Statistically it's likely that sometime in the next four to five years, you will switch VoIP providers. Consumer-research firm Telephia found that over 12 percent of VoIP subscribers will change providers in a given year, for reasons ranging from network quality to customer service to price.
But unlike with landline or cellphone service, a change in VoIP providers could mean having to change your phone number as well.
Ideally, the VoIP world would mirror the landline world, where the law now lets you keep a phone number even if you switch providers a dozen times. But VoIP, like most frontier areas, doesn't yet have a strong sheriff like the FCC to protect consumers. Until Congress or the FCC act, here's a brief guide to whether and how you can take your phone number with you.
While the FCC considers your landline or cellphone number to essentially be your property, once you move from a regulated telecom company to the unregulated realm of VoIP providers—"enhanced service providers" in FCC-speak—no such protection applies. Legally, you now have a data service, not a phone line, despite the remarkably phone-like sounds coming out of your PC or IP-enabled mobile.
Your landline or cell number remains yours if you port it to a VoIP provider—but if you start out with a number issued to you by a VoIP provider, it is generally that provider's property. This situation is driven by the fact that VoIP providers generally lease "your" number (or in a business's case, your block of numbers) from a telecom provider. Numbers are assets that providers pay to maintain, and they are unlikely to part with them without compensation.
The good news is that some VoIP companies offer services that let you take your number along if you leave. You (or your business) pay either a one-time or monthly fee that's charged for as long as you maintain the number with that VoIP provider. In other words, cover the telecom provider's cost for the number and they'll let you walk with it.
The next best thing is that some providers let you keep your old digits as a permanent "virtual number" that forwards to your new number. This service also costs, however; for example, Nuvio charges $4.99/month for this service, automatically forwarding calls directed to the old (and now virtual) number to your new number.
Even if you take all the right steps, VoIP number portability can still be a challenge. As Tom Keating summarized at VoIP & Gadgets Blog, cable/carrier portability to VoIP, and from VoIP provider to VoIP provider, is pretty good, but he had enough difficulty trying to switch from Vonage to Charter in September 2006 to write, "Number portability is a pain in the ass! "
Keating's colleague Rich Tehrani faced similar frustrations in 2004, trying to port his Vonage number to AT&T and getting inadequate customer service—despite being publisher and editor of Internet Telephony magazine and having the ear of Vonage public-relations staff and technical experts.
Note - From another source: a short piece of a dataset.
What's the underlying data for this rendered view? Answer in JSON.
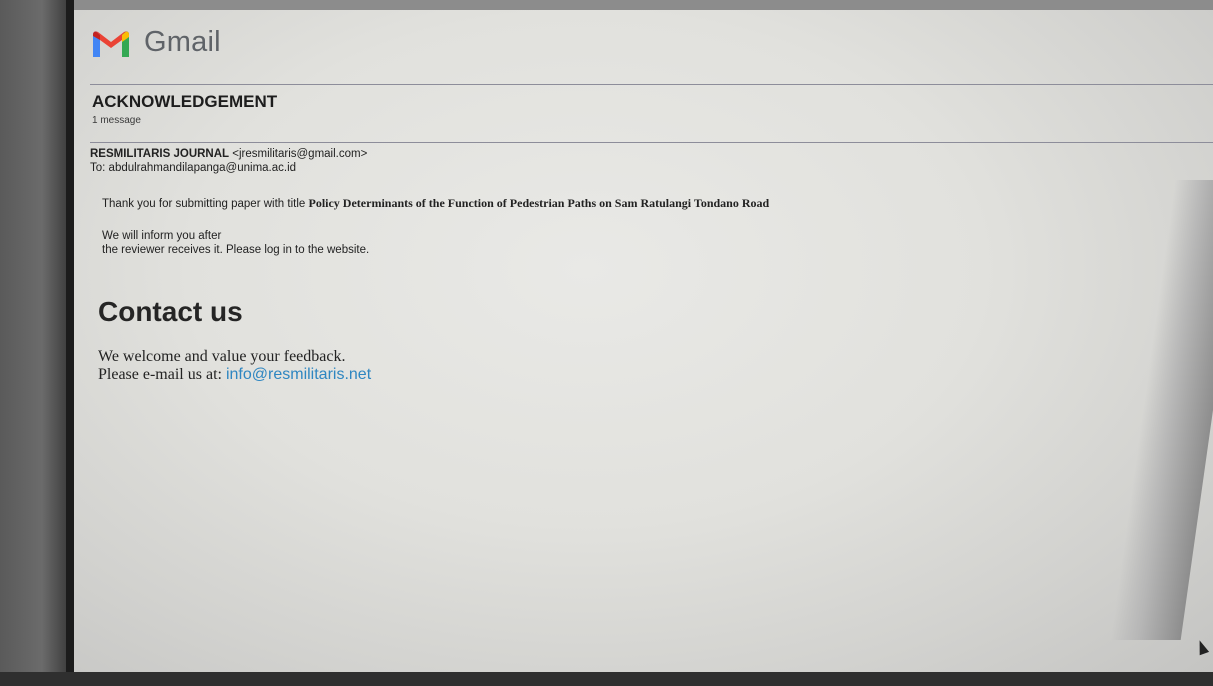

Both bloggers repeated a common complaint about switching providers: They had to maintain both their old and new phone service as the companies involved completed the switch, sometimes for months. This delay can eat into the savings expected from switching to VoIP from PSTN service, or from one VoIP provider to another.
For businesses, planning ahead is key. Contact prospective VoIP providers ahead of time and ask whether they provider number portability, not just for a single number, but for whichever block of numbers you want for your business. It might also be a good idea to ask to contact satisfied customers and better yet, haunt some of the companies' blogs and bulletin boards asking for customer success stories as well as horror stories.
Also, it may pay to simply wait until the VoIP regulatory landscape changes in favor of personal and business consumers. After all, it only took a few years of mass cellphone use—and the rampant phone-company switching that accompanied it—before regulations were introduced to protect users' phone-number portability. Cries for portability in the VoIP world are getting more frequent and loud, and at some point the federal sheriffs will saddle up and bring the law to town.